Na ausência de negociações, a solução intermediária seria pedir a elevação ao status de Estado observador, como o do Vaticano. Mas o novo pedido só seria apresentado depois da tentativa de aceitação como membro pleno, a ser feita amanhã, após o discurso do presidente da Autoridade Nacional Palestina (ANP) Mahmoud Abbas, na Assembleia Geral.

- Vamos tentar o Conselho de Segurança para valer, não estamos blefando. A decisão sobre a Assembleia Geral ainda não foi tomada, nem o será antes de o Conselho ter tempo para considerar nossa requisição - disse o porta-voz da delegação palestina, Nabil Shaath.

França sugere calendário de 1 ano

À noite, Abbas se reuniu com Obama. E o americano foi direto ao reafirmar que "vetaria qualquer medida no Conselho de Segurança para reconhecer a Palestina". Obama se encontrou também com o primeiro-ministro de Israel, Benjamin Netahyahu - ausente do plenário durante os discursos de Obama e da presidente Dilma Rousseff- que não poupou elogios à defesa da segurança de Israel pelo americano. Tanto Abbas como Netanyahu tinham ainda conversas marcadas, separadamente, com a secretária de Estado, Hillary Clinton.

Obama tenta se equilibrar entre as pressões políticas internas e seus compromissos anteriores - a defesa da criação do Estado palestino, há um ano, na última Assembleia Geral; e as negociações de paz com base nas fronteiras anteriores à Guerra dos Seis Dias, em 1967, que ele defendeu publicamente em um discurso considerado histórico em maio, na Casa Branca. Ontem, em um recuo estratégico para evitar polêmicas, o presidente americano evitou mencionar diretamente as fronteiras de 1967, referindo-se apenas às "bases de negociação claras sugeridas em maio passado".

Para os palestinos, o discurso de Obama não trouxe surpresas, e a estratégia de recorrer à ONU já havia sido traçada com base na avaliação de que as dificuldades para a reeleição farão o presidente democrata evitar confrontos com a opinião pública e o lobby judaico americano.
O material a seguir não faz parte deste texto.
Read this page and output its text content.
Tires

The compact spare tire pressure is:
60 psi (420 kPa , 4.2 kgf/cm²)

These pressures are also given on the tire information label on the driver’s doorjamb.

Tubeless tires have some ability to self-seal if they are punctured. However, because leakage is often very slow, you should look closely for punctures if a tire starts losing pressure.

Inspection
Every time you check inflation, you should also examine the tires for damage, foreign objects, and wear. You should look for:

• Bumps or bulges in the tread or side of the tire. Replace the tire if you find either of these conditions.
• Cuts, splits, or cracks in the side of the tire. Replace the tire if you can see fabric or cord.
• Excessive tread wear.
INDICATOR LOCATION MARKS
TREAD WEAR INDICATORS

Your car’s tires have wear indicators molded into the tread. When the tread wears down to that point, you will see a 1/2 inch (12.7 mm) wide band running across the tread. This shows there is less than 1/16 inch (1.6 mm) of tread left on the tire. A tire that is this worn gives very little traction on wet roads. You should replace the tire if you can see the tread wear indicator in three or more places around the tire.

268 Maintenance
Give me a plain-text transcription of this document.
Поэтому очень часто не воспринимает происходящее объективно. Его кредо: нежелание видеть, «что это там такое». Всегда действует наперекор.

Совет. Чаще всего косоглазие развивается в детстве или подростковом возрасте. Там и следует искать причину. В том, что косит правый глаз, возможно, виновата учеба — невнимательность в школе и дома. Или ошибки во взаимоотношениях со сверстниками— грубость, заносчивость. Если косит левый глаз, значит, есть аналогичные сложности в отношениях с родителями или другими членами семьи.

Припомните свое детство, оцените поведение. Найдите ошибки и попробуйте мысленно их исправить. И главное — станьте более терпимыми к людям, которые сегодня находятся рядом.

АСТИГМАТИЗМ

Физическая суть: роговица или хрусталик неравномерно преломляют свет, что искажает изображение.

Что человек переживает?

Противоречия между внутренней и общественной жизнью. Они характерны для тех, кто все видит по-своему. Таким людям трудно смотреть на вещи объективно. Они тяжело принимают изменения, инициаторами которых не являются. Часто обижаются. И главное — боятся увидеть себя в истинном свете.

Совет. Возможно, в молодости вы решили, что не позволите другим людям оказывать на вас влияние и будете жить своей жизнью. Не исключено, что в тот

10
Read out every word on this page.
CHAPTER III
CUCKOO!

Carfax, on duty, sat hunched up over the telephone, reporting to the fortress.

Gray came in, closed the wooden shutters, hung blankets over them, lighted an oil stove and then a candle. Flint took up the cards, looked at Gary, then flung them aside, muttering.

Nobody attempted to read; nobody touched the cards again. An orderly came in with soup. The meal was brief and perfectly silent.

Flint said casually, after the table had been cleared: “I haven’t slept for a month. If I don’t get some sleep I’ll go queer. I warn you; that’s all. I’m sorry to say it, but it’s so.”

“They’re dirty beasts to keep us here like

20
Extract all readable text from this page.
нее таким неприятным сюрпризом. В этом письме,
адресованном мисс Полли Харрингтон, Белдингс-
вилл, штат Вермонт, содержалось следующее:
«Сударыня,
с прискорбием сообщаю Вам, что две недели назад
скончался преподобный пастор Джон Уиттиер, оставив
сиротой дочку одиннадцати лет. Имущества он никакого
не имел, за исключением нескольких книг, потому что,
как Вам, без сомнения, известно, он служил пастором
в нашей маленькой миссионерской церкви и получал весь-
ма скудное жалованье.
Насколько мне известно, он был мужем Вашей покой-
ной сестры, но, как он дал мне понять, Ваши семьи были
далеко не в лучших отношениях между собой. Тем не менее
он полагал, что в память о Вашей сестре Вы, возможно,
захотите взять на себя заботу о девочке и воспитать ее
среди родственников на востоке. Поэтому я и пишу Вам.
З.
- Sabemos que, por causa das eleições, há muita pressão doméstica nos EUA. Mas não estamos tentando nos filiar à máfia ou à al-Qaeda, e, sim, às Nações Unidas. Esta é uma alternativa pacífica - justificou Shaath.

Os palestinos estariam agora mais inclinados a seguir a sugestão do presidente da França, Nicolas Sarkozy, que ontem indicou o caminho para que a Palestina se torne Estado observador, como o Vaticano. Em um discurso que contrastou fortemente com o de Obama, Sarkozy disse que um veto ao reconhecimento do Estado palestino no Conselho de Segurança traz o risco de uma onda de violência no Oriente Médio. Usando como base uma proposta feita na semana passada pela chefe da diplomacia europeia, Catherine Ashton, o presidente francês propôs um cronograma de urgência para a retomada das negociações. Em um mês, haveria acordo sobre fronteiras; seis meses seria o prazo para um entendimento sobre questões de segurança e, finalmente, em um ano, estaria pronto o acordo definitivo.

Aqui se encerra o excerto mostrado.